Less compelling are the “Who Isn’t Who” pages — single-panel portraits of ungainly-looking misfits accompanied by lists of their non-achievements — which feel a little like watered-down Wolverton and pale alongside the more involved strips. But they make up a tiny proportion of the material here and, overall, the highlights far outweigh the duds.

In addition to the strips themselves, the book includes a wealth of bonus material, including a lengthy essay on Gross’s time at Judge, which situates the magazine in a lineage running from Punch in the 1840s, through college humor magazines in the early 20th century, and onward to Kurtzman’s MAD in the ‘50s. We’re also given excerpts from a memoir by its editor, Norman Anthony, and an extended sequence from Gross’s contemporaneous strip Hitz and Mrs. To round things out, there’s a generous selection of pantomime strips from Judge’s other artists, including a special section devoted to Bateman, which give a sense of where Gross’s work sat amongst his peers at the time (the latter is especially welcome as there hasn’t been a decent collection of Bateman’s work since the ‘80s).

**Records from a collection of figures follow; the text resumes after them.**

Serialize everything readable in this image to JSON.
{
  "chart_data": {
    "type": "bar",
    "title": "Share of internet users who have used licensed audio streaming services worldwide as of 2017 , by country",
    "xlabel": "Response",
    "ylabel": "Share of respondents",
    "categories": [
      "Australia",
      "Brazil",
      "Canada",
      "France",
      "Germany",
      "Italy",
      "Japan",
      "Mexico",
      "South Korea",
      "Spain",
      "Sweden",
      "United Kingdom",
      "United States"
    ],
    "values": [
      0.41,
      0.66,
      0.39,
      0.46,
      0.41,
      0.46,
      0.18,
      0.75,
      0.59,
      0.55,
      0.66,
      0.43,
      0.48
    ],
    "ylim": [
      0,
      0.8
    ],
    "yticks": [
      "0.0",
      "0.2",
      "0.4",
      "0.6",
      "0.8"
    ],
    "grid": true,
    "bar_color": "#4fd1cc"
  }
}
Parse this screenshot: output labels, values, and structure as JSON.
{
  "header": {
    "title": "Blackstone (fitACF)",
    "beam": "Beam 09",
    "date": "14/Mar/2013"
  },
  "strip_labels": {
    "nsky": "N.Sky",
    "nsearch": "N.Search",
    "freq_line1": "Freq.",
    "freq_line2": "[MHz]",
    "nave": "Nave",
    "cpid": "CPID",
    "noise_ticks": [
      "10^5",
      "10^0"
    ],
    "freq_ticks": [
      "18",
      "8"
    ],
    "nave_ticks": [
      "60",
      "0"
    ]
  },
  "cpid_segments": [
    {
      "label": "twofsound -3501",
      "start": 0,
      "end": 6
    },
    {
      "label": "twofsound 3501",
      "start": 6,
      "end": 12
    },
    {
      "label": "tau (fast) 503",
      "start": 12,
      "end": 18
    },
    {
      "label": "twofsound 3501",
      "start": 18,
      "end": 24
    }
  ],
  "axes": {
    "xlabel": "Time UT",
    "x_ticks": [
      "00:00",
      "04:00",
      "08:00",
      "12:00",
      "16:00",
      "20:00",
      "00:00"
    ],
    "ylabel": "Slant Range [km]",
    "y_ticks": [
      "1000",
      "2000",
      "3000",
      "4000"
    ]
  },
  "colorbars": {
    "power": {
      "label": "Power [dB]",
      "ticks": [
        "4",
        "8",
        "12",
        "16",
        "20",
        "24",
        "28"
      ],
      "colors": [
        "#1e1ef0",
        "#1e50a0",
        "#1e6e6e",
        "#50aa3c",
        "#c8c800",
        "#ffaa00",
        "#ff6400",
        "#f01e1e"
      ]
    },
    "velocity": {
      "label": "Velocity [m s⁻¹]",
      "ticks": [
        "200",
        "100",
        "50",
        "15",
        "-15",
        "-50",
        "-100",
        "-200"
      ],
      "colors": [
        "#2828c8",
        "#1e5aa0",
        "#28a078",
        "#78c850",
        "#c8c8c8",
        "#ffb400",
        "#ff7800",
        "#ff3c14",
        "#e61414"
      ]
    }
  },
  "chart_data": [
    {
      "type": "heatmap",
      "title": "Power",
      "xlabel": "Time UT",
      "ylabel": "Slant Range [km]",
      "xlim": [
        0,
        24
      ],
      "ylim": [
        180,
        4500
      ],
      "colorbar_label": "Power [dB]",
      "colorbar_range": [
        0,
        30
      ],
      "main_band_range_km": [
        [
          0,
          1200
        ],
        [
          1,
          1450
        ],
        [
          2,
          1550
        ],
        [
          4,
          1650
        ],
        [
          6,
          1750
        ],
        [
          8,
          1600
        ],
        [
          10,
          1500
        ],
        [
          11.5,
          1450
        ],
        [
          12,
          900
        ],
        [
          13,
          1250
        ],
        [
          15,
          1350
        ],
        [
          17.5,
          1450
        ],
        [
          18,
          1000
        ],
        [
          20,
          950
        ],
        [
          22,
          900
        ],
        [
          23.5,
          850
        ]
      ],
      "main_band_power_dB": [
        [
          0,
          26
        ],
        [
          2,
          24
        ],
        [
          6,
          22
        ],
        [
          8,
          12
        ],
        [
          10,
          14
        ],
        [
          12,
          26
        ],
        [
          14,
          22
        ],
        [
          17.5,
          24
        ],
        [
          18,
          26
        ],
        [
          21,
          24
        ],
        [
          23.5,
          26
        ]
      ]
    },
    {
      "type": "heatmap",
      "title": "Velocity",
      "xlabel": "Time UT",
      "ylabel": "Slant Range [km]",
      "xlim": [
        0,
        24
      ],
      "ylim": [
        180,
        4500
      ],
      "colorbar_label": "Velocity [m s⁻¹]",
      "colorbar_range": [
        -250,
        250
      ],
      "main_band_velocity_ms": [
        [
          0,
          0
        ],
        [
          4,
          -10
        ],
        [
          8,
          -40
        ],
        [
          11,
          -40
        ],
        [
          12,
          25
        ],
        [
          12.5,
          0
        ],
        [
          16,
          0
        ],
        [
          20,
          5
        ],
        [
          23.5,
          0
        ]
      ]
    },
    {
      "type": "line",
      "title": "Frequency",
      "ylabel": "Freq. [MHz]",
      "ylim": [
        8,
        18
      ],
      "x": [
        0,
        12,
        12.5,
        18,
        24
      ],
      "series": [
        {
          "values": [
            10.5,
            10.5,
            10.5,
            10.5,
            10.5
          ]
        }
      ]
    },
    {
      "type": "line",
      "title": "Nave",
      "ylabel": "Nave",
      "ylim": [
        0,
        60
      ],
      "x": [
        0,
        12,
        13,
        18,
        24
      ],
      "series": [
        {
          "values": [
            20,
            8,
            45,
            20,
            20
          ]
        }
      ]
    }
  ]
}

If there’s anything to complain about, it would be the production values. The strips themselves have been beautifully restored — the lines are crisp and clear, and even the screentone has been carefully reproduced, making them fresh as the day they were drawn. But the book itself, despite boasting a nicely colored cover courtesy of Noah Van Sciver, is a little on the flimsy side, being basically an Amazon print-on-demand affair. This is a minor quibble, however. Ultimately, it’s just a treat that it exists in any form, and we should be looking forward to whatever obscure corners of Gross’s career Tumey might delve into next. Overall, this is an exemplary collection; an utterly engrossing (pun intended) introduction to the early work of one of the 20th century’s great cartoonists. And not a drop of Banana Oil in sight.